The industry just wasn't interested. It's too bad, the environment was excellent, and the phone was pretty slick. The HTC Sidekick will always be one of my favorite form factors for a phone.

There just wasn't any interest in supporting a 3rd platform for most major companies.

I worked at a fortune 50 when the phone release and developed an app for it.
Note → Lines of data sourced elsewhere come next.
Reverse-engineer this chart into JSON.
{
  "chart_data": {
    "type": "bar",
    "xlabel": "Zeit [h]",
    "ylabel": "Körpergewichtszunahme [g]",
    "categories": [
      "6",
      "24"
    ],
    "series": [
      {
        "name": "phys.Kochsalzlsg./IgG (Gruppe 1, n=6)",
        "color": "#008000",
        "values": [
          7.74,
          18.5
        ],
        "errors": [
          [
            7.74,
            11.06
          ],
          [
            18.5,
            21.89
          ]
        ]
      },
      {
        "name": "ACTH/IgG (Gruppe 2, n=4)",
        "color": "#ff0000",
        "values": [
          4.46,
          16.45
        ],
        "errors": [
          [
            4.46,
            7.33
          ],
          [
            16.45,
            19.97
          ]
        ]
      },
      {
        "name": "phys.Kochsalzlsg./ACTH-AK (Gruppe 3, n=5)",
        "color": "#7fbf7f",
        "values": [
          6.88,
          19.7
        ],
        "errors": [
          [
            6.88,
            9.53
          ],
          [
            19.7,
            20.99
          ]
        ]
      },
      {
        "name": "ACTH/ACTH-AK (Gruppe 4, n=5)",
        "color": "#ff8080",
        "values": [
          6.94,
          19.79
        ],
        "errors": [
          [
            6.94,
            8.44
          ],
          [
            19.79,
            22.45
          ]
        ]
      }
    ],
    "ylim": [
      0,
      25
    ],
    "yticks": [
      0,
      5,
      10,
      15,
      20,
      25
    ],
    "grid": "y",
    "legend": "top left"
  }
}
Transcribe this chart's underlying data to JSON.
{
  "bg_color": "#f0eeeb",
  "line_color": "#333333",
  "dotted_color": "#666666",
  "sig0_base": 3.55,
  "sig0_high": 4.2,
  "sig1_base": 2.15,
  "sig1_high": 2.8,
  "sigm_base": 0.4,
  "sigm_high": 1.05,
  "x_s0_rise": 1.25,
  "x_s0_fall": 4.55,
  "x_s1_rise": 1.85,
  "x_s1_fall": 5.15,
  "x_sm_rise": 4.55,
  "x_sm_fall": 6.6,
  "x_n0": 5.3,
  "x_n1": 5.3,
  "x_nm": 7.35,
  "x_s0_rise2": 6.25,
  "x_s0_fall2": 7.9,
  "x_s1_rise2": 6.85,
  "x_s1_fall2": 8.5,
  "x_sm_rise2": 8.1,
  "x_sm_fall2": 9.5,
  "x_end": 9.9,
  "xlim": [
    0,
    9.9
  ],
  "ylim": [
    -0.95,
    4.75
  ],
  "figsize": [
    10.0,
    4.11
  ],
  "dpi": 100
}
The company looked at it and said they didn't want to spend 50k to support it over the next year. The whole industry came to the same conclusion. Microsoft had to subsidize the 3rd party apps it got for the phone.

[–] ultratiem@lemmy.ca -2 points 1 year ago

Lmao. Windows became popular because Apple was in shambles. Essentially they were the only game in town and literally because of that, overnight, they became THE operating system. Even with Jobs’ return and Apple’s meteoric rise, they were never able to even dent the monopoly they already built.

And they didn’t stop at personal computers. They innervated every business, post secondary institution, government sector and basically took over.

Microsoft is good at building and maintaining a monopoly. Outside of that, their actually products are third rate at best.